Mais mulheres nas carreiras de segurança

Há muito tempo o serviço de segurança, ou vigilante, foi visto como uma profissão exclusiva para homens. Pelo fato de o serviço aparentar a necessidade da força física, havia muitos preconceitos na contratação. Porém, nas últimas três décadas isso vem mudando.

Segundo João Palhuca, vice-presidente do Sesvesp (Sindicato das Empresas de Segurança Privada do Estado de São Paulo) a presença do público feminino nesse ramo é cada vez mais crescente. "As mulheres vêm crescendo e se solidificando à medida que buscam melhorias nas condições e veem oportunidades nessa área. Elas procuram escolas de formação e conseguem ingressar. Hoje, 25% do efetivo é de mulheres e a tendência é desmitificar o preconceito."

As opções para se trabalhar na área são diversas e dividas em duas categorias. As operacionais - transporte de valores, bancário, escolta, segurança pessoal, industrial, investigações etc - e também a área administrativa, onde as mulheres podem trabalhar como supervisoras de segurança, gerentes e até diretoras.
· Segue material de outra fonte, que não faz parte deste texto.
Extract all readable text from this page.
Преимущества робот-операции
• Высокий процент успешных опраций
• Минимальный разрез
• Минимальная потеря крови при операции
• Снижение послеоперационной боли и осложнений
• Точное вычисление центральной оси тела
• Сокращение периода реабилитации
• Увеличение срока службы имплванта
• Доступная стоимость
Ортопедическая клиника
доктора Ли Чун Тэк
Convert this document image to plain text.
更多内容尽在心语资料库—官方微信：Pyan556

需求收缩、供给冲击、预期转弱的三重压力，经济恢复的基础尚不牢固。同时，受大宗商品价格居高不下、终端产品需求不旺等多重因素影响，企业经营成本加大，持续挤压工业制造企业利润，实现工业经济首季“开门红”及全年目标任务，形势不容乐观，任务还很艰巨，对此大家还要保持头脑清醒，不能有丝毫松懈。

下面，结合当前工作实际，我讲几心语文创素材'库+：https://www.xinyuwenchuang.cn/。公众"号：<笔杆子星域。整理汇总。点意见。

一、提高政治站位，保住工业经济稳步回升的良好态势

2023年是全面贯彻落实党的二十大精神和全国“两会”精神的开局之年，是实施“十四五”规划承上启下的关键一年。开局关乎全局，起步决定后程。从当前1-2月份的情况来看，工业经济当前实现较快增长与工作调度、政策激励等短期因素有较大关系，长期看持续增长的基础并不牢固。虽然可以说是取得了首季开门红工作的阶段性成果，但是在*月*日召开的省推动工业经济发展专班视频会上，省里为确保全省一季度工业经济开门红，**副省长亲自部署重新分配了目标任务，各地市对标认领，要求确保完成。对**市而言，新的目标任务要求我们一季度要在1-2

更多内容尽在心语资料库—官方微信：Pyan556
Palhuca garante que não há diferenciação de salário entre homens e mulheres "Vigilante é um termo de designação da profissão, não há diferenciação. A lei que regula é federal, cada Estado tem sua convenção coletiva e o salário base que é igual para todo mundo." Já para os cargos administrativos, vai depender da organização e estrutura da empresa.


De fato, a profissão está cada vez mais democratizada dando direitos iguais entre os sexos. Tanto que não há desvantagens para as mulheres. O vice-presidente esclarece. "É uma atividade que requer muito mais inteligência e a capacidade de decidir atitudes do que força física, bruta e energia para usar uma arma. Para isso a mulher tem a mesma capacidade que o homem."